Australia now has its "Tea Party", in the form of the Convoy of No Confidence of trucks and other vehicles heading for Canberra.
The first contingent started from Port Hedland in Western Australia on 16 August, and all the eleven contingents converge in Canberra on 22 August.
The main organisation sponsoring the convoy is the National Road Freighters' Association.
It is promoting a petition to demand a fresh federal election because the Government "has been compromised into wilfully and intentionally misleading the Australian people by introducing a Carbon Tax".
Other grievances in the convoy include:
- "This Governments attitude to immigrants, whether legal or otherwise, is seriously flawed to the detriment of true Australians".
- Government debt (actually very low for Australia compared to most other countries) and the Government's scheme for a National Broadband Network. "Here we are in the midst of a national calamity, which is the floods, and, so help me, they are going to borrow the money and put it on the credit card to build a telephone network when we already have a telephone network".
- "The anti family movement" and "Marxist-loving 'Useful Idiots' at their [Sydney] Northern Beaches cocktail parties".
- "Every week, legislation is amended, removing our rights or further intruding on our freedoms and our hip pocket..."

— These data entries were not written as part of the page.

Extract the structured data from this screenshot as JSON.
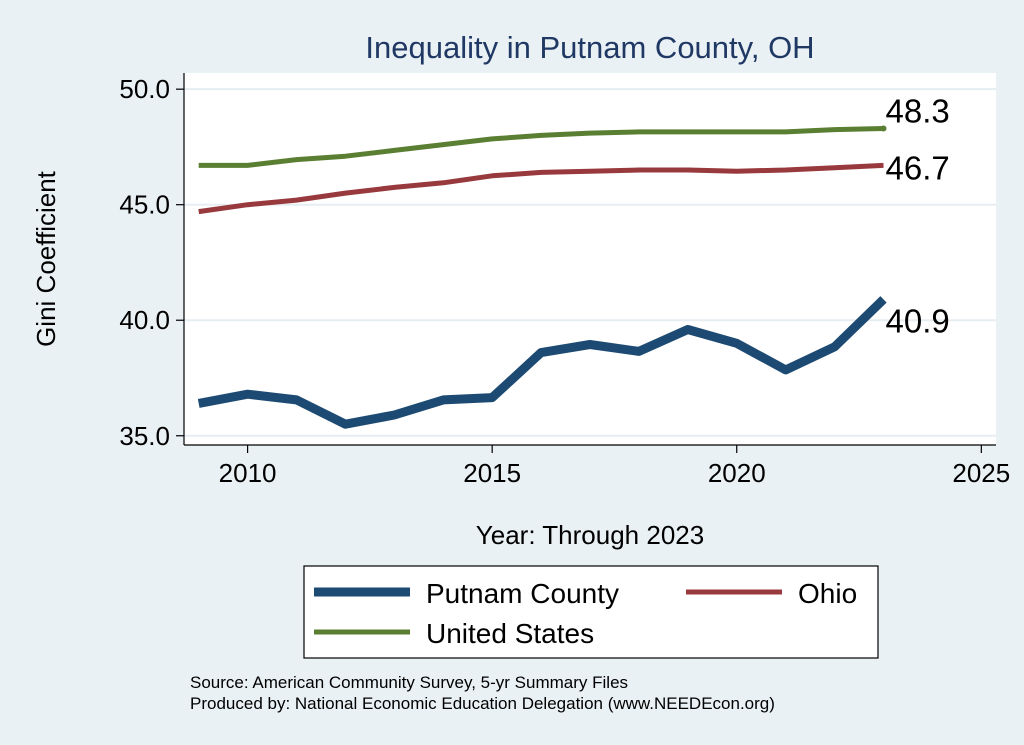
{
  "chart_data": {
    "type": "line",
    "title": "Inequality in Putnam County, OH",
    "xlabel": "Year: Through 2023",
    "ylabel": "Gini Coefficient",
    "xlim": [
      2008.7,
      2025.3
    ],
    "ylim": [
      34.6,
      50.7
    ],
    "xticks": [
      2010,
      2015,
      2020,
      2025
    ],
    "yticks": [
      35.0,
      40.0,
      45.0,
      50.0
    ],
    "ytick_labels": [
      "35.0",
      "40.0",
      "45.0",
      "50.0"
    ],
    "grid": true,
    "legend_position": "bottom",
    "x": [
      2009,
      2010,
      2011,
      2012,
      2013,
      2014,
      2015,
      2016,
      2017,
      2018,
      2019,
      2020,
      2021,
      2022,
      2023
    ],
    "series": [
      {
        "name": "Putnam County",
        "color": "#1d4a72",
        "values": [
          36.4,
          36.8,
          36.55,
          35.5,
          35.9,
          36.55,
          36.65,
          38.6,
          38.95,
          38.65,
          39.6,
          39.0,
          37.85,
          38.85,
          40.9
        ],
        "end_label": "40.9"
      },
      {
        "name": "Ohio",
        "color": "#983a3d",
        "values": [
          44.7,
          45.0,
          45.2,
          45.5,
          45.75,
          45.95,
          46.25,
          46.4,
          46.45,
          46.5,
          46.5,
          46.45,
          46.5,
          46.6,
          46.7
        ],
        "end_label": "46.7"
      },
      {
        "name": "United States",
        "color": "#5a7e32",
        "values": [
          46.7,
          46.7,
          46.95,
          47.1,
          47.35,
          47.6,
          47.85,
          48.0,
          48.1,
          48.15,
          48.15,
          48.15,
          48.15,
          48.25,
          48.3
        ],
        "end_label": "48.3"
      }
    ],
    "legend": [
      "Putnam County",
      "Ohio",
      "United States"
    ],
    "source_lines": [
      "Source: American Community Survey, 5-yr Summary Files",
      "Produced by: National Economic Education Delegation (www.NEEDEcon.org)"
    ]
  }
}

- The NRFA complains about government regulations limiting drivers' hours on grounds of fatigue management: these regulation will "have no appreciable advantages for the owner drivers and small fleet owners".
- Pattel adds: "the live export, the Murray Darling, the Wild Rivers, there are a million things..."
Both the right-wing opposition parties, Liberals and Nationals, have backed the convoy. The parliamentary politician most vocally aligned with the convoy is Queensland Senator Barnaby Joyce, a right-wing rural populist and high-profile campaigner to ban abortion.
The convoy organiser, Mick Pattel, had been selected as the Liberal National Party candidate for Mount Isa (in western Queensland), but stood down for the convoy. He claims:
"It would shock you, the number of Labor people [joining the convoy].
"They believe that Labor is no longer Labor. They believe it has been hijacked by the Greens. It's gone to far to the left and they don't like it.
"They are good people. They might vote Labor, but they are good people".
Pattel says that the convoy does not plan to organise any blockades. "The last thing we need is confrontation... It is going to be peaceful, we have a good class of people coming down, mainly business people and people who are concerned about where our country is going, they're not a radical mob of ratbags that are pushing one agenda".
The Convoy has parallels with the Tea Party movement in the USA and the truckers' and farmers' blockade movement in the UK in September 2000. It also has some parallels with Pauline Hanson's right-wing populist movement, One Nation, which burgeoned briefly in 1997-8 but then collapsed through internal strife and being politically gazumped by the right-wing Howard government.
It looks unlikely to have as much autonomous impact as the Tea Party, because the relative weight of small-town and rural population in Australia is much smaller than in the USA, and the convoy has less autonomy from the incumbent leadership of the conservative parties than the Tea Party has from the Establishment, big-city, big-business Republicans.
Nevertheless, it is a signal of the way Australian politics is going. Labor has squandered the popular boost it got from the campaign against the Howard government's WorkChoices anti-union legislation, and the good luck it got after 2008 from the Chinese government's investment drive, and consequent high imports, maintaining Australia's minerals boom.
Even though Australia has suffered less from the world capitalist turmoil than other countries, discontent is widespread - and, in the absence of bold and sufficiently audible voices on the left, currently being hegemonised by the populist right.